Human Rights Watch ran an investigation, interviewing 23 people, three of whom witnessed the attack. The investigation debunked the claims made by the government and established that Cameroonian soldiers and armed Fulani had carried out a massacre of civilians. Human Rights Watch also confirmed that there had been no separatist fighters present during the massacre. The Cameroonian government responded to the report by accusing the author of conspiring with the separatists to create false stories.

==Reactions==
The incident drew worldwide attention and condemnation from rights organisations and foreign governments. The United Nations condemned the attack, and encouraged Cameroon to prosecute the perpetrators. This reaction was echoed by that of the United States. Cameroonian opposition politician Maurice Kamto called for a national day of mourning.

In early March, it was reported that the Cameroonian Army had arrested and questioned nine soldiers about the massacre, including two colonels. After running its own investigation, the government concluded that three soldiers and a local vigilante group had accidentally killed 13 civilians during a firefight with separatist fighters. After realizing their mistake, the report claimed, the soldiers and the militiamen set fire to buildings in order to erase any evidence. Three soldiers were subsequently arrested.
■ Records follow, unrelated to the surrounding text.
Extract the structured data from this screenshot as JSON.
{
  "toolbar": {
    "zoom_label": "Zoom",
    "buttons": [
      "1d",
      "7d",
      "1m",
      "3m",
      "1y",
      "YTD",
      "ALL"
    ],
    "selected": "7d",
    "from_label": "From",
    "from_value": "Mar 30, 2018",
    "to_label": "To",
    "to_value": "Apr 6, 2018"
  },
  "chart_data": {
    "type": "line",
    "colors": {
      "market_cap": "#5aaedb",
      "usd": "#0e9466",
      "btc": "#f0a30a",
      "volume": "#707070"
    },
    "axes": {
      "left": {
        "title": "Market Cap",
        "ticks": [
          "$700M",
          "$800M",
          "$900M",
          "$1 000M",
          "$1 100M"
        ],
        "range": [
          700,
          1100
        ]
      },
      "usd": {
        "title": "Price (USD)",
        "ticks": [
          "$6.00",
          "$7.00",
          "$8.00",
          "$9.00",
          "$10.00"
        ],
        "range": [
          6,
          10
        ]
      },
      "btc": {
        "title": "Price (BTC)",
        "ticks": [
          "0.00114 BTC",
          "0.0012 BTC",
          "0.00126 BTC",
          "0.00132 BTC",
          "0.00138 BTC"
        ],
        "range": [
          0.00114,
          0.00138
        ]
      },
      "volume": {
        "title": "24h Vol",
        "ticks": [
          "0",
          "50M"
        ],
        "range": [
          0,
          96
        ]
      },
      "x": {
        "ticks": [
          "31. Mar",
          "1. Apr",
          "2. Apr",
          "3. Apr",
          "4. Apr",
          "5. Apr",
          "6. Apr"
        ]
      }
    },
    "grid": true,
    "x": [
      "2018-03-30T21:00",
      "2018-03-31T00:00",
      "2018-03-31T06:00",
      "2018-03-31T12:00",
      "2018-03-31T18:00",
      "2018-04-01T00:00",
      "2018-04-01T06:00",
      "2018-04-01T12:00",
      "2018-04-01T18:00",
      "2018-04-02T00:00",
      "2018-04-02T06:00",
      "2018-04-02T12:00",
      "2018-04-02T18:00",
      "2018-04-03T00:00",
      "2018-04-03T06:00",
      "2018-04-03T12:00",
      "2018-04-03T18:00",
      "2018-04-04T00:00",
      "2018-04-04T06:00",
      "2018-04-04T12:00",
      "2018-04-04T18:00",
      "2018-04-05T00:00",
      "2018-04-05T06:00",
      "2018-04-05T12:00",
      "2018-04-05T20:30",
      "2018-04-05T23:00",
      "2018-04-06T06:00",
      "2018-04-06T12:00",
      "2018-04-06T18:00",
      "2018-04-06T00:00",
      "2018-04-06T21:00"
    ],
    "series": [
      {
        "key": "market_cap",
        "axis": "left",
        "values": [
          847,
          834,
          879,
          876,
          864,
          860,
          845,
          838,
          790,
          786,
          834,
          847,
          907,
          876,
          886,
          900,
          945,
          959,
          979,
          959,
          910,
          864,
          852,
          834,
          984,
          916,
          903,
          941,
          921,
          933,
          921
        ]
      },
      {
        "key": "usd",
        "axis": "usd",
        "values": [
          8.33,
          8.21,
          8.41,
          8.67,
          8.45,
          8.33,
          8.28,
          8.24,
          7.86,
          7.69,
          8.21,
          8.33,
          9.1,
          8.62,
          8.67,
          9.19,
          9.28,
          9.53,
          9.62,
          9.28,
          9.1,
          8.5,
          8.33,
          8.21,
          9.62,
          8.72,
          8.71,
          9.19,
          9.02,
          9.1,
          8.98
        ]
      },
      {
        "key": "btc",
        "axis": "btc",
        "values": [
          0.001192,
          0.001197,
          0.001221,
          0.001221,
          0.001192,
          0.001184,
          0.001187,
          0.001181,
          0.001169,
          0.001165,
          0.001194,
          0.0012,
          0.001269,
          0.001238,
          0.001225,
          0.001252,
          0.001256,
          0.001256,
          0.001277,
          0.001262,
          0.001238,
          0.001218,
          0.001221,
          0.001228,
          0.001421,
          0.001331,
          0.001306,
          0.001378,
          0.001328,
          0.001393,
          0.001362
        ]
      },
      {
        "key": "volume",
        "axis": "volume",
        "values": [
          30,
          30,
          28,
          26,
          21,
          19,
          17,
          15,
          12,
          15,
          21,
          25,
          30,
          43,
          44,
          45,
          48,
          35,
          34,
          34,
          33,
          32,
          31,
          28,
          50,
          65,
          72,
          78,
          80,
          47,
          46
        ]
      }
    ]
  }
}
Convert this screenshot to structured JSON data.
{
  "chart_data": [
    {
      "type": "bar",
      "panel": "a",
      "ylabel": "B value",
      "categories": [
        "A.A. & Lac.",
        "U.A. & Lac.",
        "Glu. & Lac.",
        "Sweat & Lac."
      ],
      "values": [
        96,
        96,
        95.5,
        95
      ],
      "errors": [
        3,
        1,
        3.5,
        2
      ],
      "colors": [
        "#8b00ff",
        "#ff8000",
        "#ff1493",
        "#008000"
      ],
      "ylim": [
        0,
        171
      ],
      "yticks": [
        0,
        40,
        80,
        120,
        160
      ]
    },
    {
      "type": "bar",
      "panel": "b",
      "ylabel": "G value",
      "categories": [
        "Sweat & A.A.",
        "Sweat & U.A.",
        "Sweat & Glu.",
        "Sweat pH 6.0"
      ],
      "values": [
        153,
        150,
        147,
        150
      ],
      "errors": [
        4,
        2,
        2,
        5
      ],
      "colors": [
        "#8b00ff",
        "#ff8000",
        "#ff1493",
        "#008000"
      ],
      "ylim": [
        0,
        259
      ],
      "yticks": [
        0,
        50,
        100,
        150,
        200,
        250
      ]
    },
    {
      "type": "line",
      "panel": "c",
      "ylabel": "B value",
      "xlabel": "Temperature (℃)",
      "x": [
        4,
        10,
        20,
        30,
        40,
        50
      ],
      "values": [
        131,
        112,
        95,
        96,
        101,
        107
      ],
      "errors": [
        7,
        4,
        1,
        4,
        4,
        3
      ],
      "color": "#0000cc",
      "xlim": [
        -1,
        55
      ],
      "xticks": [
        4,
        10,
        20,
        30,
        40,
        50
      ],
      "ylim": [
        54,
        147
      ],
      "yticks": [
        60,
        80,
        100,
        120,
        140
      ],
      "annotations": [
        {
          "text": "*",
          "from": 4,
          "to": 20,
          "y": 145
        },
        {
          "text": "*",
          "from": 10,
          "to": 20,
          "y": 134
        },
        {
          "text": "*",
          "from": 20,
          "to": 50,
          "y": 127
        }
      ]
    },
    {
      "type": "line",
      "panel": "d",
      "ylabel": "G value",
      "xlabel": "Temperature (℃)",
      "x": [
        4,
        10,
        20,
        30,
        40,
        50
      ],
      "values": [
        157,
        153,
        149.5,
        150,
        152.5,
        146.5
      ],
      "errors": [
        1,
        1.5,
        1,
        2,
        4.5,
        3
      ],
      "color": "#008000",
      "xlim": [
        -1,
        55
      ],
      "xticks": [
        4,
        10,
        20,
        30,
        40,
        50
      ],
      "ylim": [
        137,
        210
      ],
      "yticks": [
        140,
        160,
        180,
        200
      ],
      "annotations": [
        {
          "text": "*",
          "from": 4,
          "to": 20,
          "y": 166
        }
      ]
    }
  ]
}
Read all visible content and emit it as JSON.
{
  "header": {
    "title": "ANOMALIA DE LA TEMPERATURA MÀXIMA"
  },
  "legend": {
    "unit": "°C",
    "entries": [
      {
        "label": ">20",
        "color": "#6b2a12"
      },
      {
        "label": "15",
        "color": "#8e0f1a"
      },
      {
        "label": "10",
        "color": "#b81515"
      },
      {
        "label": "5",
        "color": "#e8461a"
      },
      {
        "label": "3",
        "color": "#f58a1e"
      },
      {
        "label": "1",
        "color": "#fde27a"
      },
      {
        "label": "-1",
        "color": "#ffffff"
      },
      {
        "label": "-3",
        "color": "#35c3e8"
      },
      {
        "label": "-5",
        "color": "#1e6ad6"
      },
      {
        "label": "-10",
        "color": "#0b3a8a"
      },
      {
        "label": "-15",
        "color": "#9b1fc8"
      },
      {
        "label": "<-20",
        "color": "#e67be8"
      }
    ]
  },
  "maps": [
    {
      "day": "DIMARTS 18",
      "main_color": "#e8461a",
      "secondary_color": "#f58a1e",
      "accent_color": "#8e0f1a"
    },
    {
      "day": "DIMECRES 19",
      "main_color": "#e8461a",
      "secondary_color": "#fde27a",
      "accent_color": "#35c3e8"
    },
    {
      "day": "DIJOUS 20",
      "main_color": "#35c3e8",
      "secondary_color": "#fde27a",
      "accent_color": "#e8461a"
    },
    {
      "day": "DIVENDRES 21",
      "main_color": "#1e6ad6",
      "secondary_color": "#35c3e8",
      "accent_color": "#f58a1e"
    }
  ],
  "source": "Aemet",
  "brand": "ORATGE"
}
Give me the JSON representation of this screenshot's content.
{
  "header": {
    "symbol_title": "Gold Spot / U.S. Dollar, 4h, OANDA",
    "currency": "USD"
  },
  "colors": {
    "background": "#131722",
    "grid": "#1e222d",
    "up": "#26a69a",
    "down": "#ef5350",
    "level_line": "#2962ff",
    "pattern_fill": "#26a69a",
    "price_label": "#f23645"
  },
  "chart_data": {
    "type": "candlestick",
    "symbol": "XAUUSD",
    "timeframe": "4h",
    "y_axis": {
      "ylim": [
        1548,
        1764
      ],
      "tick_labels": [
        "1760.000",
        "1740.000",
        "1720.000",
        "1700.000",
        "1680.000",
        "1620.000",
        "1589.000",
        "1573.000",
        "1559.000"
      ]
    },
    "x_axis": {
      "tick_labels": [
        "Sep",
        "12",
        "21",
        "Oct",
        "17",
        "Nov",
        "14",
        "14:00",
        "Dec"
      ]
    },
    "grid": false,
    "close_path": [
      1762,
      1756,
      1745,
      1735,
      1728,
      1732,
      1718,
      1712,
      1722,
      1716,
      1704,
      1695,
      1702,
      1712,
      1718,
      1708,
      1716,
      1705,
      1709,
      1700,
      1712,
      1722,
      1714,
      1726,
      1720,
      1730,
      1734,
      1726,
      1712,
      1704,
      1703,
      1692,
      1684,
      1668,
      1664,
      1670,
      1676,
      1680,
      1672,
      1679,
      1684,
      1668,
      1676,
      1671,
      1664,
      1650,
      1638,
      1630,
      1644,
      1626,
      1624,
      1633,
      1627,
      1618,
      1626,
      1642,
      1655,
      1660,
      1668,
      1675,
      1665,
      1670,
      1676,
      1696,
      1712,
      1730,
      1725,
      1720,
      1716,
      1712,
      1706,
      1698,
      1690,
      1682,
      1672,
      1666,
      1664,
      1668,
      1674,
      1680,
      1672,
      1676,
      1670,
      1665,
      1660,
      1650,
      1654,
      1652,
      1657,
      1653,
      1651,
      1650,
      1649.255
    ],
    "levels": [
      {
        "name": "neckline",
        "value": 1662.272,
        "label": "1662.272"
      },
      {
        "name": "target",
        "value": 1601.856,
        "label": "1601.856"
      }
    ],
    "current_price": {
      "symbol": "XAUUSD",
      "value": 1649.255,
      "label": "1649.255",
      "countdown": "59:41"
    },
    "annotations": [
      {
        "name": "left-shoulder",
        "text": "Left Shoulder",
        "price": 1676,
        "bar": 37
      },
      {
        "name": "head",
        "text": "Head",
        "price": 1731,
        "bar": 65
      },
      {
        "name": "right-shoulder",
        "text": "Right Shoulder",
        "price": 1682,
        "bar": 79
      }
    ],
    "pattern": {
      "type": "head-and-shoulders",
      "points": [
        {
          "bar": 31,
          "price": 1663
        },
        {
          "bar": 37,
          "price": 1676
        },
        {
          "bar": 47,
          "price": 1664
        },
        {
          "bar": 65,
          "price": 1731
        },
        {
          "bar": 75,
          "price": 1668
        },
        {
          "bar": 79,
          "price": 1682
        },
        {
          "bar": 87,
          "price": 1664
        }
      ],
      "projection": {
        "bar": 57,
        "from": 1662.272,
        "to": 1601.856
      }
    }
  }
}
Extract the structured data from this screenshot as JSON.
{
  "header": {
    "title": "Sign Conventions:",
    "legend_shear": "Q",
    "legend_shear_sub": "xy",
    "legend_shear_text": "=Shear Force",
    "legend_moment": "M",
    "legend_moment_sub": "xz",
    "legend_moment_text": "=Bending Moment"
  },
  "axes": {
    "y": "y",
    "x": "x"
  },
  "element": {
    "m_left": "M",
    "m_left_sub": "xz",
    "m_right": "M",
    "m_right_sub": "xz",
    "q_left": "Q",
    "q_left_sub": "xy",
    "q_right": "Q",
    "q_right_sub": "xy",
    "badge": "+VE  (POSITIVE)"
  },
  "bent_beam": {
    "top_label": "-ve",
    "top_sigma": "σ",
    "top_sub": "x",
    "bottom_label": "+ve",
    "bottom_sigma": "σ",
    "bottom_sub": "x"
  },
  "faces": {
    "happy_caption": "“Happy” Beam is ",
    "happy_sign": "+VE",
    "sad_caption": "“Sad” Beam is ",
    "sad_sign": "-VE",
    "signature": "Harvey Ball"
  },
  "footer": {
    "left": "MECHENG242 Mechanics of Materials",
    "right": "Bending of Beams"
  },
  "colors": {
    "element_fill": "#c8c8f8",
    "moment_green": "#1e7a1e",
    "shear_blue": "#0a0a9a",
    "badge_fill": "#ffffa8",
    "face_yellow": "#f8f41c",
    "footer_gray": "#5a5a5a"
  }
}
The report and the arrests were met with appreciation internationally and by human rights organizations, while the Ambazonia Governing Council accused the Cameroonian government of "presenting false justification of the systematic killing of civilians".

==Aftermath==
In late May 2020, the military set up a base in Ngarbuh, with the stated aim of cutting off a separatist supply route from Nigeria. Within a week, more than 300 villagers had fled, fearing the presence of soldiers.

Ntumbaw continued to be a battleground between separatists and armed Mbororos. On 12 May 2020, around 30 armed Mbororos killed two civilians after accusing separatists of killing seven Mbororos. In October, armed Mbororos killed a separatist fighter, and were subsequently hunted down by separatists.

In February 2026, three soldiers were sentenced to prison time for taking part in the massacre.